Methodology

Data collection

The 2012 STOCK Act (Stop Trading on Congressional Knowledge Act) requires that senators, House members, and senior members of the executive branch disclose information on financial holdings and transactions. The law additionally requires that covered officials disclose information on financial holdings of spouses and dependents (e.g. children).

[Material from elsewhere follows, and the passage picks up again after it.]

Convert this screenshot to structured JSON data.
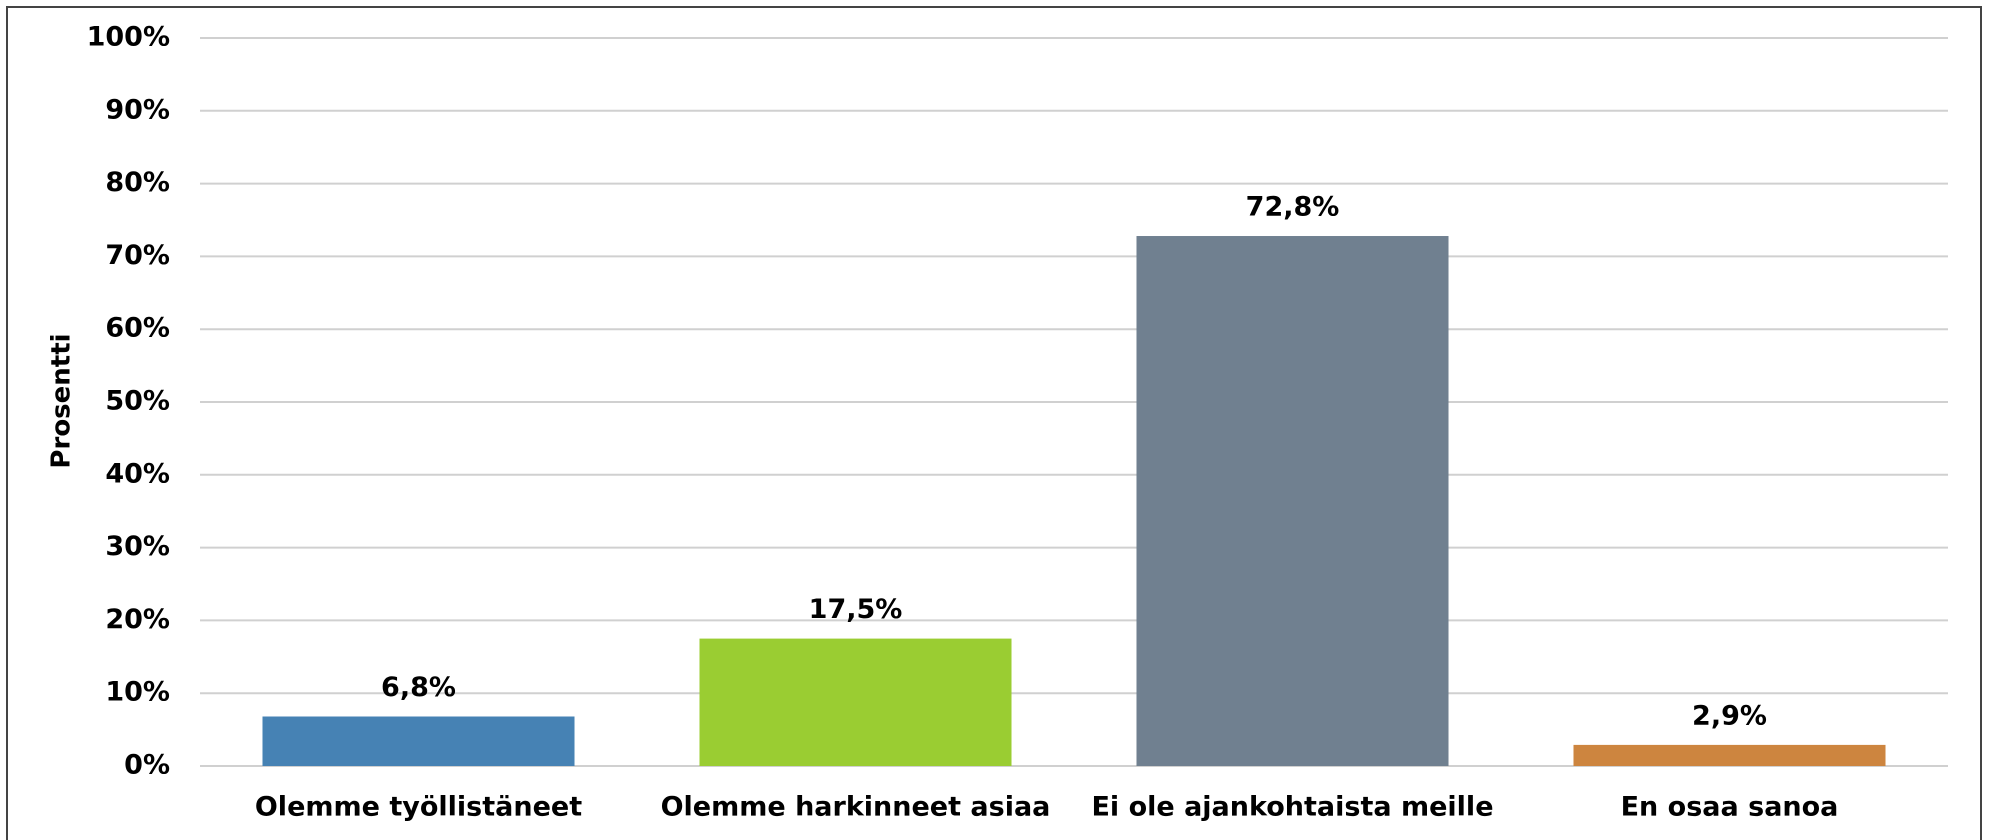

Senate data are collected from public disclosures posted on the Senate Financial Disclosure Database. Data on President Donald Trump’s disclosures are posted on the US Office of Government Ethics website. Two types of information are pulled: 1) Asset holdings from annual reports and 2) Asset transactions from periodic transaction reports. Some data can be processed programmatically, but data from some scanned paper filings has to be manually entered to ensure accuracy.

Data processing

Holdings and Transaction data are combined to construct a portfolio of assets that are held by each official on any given day since the later of January 1, 2014 or their first day in office. Stock holdings are reported in binned ranges, and we take the midpoint of each range as the estimated value (e.g. an official who reports buying $15,001 - $50,000 of AAPL is assumed to buy $32,500.50 of AAPL stock). All stocks owned by a household are included: own holdings, spousal holdings, and dependent holdings. If estimates imply negative holdings, we censor holdings at $0 (no net short positions).

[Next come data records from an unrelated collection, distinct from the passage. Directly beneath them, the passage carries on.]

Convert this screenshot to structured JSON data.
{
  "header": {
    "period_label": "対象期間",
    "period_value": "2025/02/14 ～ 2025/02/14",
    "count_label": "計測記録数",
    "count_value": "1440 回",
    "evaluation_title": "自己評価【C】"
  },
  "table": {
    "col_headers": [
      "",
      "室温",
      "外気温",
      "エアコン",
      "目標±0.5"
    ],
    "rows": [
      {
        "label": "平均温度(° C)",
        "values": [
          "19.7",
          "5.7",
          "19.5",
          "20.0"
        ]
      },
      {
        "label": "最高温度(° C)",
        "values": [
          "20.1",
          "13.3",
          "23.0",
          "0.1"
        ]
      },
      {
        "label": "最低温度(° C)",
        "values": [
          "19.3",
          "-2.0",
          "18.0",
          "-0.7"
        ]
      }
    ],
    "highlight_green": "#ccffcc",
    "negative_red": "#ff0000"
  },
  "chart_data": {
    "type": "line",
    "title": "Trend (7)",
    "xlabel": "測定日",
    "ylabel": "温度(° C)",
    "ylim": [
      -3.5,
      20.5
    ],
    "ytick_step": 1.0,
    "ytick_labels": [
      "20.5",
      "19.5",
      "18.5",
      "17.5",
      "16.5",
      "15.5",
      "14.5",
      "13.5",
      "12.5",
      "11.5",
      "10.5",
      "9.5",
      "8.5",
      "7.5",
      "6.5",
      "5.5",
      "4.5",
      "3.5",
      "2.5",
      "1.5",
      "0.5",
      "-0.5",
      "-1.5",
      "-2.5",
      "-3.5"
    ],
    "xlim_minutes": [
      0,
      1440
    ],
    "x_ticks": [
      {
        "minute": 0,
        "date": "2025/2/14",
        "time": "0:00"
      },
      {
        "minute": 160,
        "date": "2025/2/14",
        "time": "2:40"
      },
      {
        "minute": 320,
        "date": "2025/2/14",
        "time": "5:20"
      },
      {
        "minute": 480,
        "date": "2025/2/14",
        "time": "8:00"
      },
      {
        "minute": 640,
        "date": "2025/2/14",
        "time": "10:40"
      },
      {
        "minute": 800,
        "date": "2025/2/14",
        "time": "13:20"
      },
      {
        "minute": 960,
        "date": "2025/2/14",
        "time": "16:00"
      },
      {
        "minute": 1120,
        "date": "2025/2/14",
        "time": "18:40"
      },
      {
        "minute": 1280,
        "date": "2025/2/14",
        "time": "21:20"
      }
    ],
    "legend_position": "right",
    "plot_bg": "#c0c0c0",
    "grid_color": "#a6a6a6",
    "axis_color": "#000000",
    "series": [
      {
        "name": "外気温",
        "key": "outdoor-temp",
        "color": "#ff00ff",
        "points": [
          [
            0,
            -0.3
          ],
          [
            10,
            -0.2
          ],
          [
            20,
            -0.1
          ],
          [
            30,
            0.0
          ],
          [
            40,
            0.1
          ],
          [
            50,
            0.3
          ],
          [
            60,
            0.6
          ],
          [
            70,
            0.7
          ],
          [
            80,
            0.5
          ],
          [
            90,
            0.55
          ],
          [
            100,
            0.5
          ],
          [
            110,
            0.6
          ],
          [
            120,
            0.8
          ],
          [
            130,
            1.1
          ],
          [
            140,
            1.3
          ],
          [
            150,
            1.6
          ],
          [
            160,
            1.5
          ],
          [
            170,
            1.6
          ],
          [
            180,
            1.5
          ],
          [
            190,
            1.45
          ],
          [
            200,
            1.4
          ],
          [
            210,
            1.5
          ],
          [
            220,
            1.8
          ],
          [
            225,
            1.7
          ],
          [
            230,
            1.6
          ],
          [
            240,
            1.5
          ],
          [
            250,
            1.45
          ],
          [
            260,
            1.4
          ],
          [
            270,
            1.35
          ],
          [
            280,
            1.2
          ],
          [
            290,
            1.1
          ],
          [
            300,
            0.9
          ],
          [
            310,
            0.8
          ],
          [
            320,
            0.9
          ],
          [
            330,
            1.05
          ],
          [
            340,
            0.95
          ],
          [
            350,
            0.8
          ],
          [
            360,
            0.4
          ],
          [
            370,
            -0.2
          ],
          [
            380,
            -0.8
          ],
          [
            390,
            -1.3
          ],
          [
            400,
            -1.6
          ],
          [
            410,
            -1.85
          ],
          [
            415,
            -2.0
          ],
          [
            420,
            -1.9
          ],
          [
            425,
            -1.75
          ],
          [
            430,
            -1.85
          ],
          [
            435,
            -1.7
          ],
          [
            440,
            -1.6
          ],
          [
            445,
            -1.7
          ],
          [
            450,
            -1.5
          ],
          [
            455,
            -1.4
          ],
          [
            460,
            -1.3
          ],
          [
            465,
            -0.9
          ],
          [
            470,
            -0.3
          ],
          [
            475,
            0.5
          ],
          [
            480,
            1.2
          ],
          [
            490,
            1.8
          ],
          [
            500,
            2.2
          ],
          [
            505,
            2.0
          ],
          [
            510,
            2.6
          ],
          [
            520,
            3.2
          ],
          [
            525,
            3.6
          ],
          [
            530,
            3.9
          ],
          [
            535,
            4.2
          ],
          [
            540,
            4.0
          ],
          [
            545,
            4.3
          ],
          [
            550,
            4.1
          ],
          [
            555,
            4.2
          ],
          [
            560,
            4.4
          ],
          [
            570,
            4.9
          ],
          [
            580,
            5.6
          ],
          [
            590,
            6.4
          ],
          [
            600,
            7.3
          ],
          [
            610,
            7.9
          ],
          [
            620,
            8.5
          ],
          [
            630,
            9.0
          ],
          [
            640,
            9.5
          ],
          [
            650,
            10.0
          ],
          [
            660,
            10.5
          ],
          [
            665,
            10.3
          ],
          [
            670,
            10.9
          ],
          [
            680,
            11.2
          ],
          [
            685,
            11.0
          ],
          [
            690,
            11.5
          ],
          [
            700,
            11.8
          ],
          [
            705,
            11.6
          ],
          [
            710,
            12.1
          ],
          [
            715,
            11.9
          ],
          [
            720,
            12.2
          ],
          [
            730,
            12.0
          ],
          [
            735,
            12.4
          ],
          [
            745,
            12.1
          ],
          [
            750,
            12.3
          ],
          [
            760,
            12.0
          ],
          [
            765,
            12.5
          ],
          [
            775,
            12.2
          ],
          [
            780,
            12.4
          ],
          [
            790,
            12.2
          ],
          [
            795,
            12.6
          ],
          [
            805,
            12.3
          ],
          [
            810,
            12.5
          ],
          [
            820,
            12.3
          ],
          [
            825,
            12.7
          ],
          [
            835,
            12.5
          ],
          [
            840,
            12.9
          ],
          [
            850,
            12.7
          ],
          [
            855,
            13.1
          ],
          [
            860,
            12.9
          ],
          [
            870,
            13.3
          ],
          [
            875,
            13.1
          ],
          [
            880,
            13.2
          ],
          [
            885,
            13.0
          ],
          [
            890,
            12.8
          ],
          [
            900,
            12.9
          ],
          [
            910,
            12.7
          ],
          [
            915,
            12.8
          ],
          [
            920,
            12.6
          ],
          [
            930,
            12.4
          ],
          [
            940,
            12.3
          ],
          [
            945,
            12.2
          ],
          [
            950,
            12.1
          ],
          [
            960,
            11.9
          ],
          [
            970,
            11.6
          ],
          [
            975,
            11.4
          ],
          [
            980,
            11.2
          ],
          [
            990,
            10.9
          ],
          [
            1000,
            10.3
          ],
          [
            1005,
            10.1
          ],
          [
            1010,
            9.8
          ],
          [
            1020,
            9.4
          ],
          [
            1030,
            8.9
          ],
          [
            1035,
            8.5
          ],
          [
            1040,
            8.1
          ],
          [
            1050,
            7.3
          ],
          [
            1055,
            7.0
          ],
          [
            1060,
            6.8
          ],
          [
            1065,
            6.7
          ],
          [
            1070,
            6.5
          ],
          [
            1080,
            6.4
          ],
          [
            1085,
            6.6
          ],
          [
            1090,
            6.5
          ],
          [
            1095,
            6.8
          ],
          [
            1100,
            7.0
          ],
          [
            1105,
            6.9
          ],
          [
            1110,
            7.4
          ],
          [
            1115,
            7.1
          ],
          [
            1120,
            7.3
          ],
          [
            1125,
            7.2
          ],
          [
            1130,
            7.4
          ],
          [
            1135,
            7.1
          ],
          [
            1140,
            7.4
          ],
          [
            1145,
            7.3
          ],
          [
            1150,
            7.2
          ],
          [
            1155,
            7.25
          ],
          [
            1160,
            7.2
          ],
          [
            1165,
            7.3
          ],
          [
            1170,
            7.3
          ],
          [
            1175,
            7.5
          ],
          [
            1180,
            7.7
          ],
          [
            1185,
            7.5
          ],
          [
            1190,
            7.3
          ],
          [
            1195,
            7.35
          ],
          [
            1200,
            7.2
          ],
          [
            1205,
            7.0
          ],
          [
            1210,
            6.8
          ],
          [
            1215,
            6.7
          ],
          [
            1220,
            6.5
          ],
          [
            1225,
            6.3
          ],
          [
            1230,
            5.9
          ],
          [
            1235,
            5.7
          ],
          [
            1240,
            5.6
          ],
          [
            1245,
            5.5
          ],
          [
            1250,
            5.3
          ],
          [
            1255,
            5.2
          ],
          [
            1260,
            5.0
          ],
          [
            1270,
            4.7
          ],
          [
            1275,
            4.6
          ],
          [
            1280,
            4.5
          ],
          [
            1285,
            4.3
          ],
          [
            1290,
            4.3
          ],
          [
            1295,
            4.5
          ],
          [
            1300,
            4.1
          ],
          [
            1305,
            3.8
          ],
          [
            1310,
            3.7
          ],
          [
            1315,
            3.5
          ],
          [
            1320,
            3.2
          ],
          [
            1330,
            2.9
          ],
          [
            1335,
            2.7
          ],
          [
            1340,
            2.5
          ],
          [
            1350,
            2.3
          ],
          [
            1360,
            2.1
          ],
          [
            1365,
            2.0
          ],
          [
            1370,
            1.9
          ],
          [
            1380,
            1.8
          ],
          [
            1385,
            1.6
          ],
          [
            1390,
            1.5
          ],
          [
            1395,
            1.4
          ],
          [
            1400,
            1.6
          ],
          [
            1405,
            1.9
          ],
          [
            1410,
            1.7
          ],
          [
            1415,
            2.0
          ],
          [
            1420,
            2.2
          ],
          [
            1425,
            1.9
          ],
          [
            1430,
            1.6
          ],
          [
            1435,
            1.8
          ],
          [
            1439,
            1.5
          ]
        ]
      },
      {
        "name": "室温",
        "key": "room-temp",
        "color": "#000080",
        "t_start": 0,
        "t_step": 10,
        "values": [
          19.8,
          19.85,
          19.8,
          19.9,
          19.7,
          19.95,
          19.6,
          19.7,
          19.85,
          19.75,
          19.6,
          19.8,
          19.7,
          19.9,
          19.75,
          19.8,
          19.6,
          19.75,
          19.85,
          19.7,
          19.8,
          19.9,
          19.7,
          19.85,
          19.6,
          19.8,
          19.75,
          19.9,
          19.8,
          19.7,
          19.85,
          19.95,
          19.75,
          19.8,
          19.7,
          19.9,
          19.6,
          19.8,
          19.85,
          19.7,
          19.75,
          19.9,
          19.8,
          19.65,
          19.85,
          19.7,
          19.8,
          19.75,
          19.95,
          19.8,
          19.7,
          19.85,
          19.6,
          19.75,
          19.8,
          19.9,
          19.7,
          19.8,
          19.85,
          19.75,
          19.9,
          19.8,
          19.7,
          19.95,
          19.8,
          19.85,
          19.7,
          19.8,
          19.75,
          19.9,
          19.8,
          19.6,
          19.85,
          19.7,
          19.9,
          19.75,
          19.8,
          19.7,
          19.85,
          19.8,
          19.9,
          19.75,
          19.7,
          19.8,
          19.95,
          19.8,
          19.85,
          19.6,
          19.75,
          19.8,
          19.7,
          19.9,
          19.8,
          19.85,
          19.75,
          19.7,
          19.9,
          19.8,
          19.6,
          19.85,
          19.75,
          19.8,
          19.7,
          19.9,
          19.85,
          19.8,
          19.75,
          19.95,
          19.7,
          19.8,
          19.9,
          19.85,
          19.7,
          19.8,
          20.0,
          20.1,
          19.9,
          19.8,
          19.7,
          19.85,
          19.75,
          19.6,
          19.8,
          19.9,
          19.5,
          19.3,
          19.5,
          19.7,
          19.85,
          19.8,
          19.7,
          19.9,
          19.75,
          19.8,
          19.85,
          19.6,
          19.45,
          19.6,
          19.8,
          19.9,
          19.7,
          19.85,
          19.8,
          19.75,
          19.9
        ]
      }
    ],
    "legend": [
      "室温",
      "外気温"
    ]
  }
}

Daily closing prices (adjusted for dividends and splits) of all publicly traded assets held by officials are pulled form Yahoo Finance along with industry classifications of companies. Exchange tickers are linked to all disclosed assets, so financial data can be linked even when an official does not include an asset’s ticker in the disclosure. Closing prices are used to calculate daily returns for each official’s stocks and their overall portfolios.

For financial holdings that are not publicly traded, we typically post unprocessed disclosures.

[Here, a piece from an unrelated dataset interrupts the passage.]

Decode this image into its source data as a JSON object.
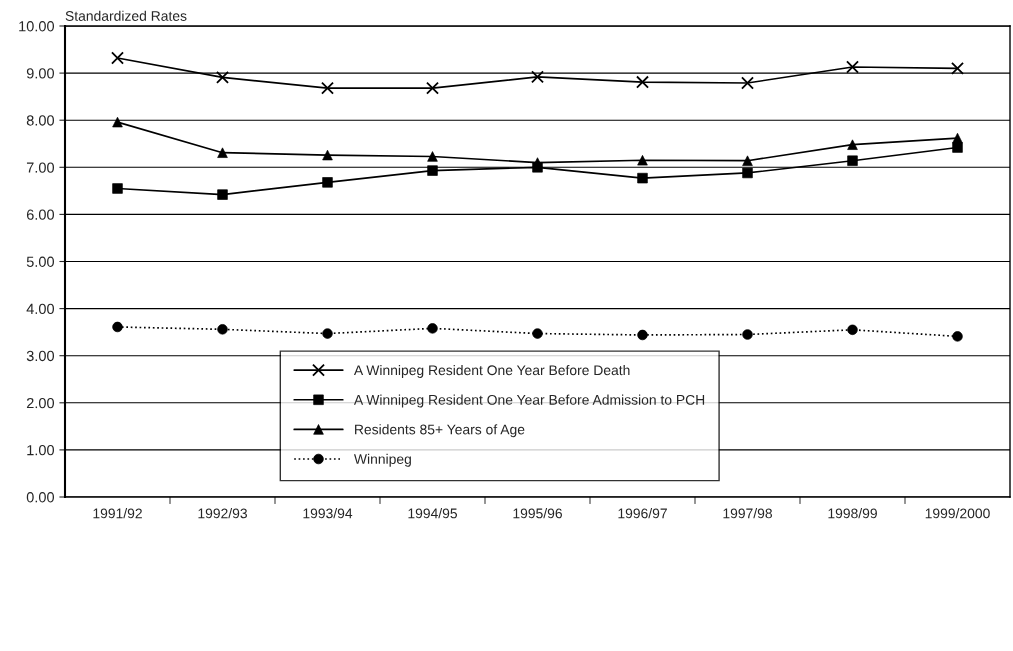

Aggregate senator index construction

The “all senate” index is constructed by equally weighting the returns of each senator’s asset portfolios. This means the returns of a wealthy senator with tens of millions invested in stocks impacts the index the same amount as the returns of a less wealth senator. A senator’s individual portfolio returns is included in the “all senate” index from 1/1/2014 or their first day in office (whichever is later) until their last day in office.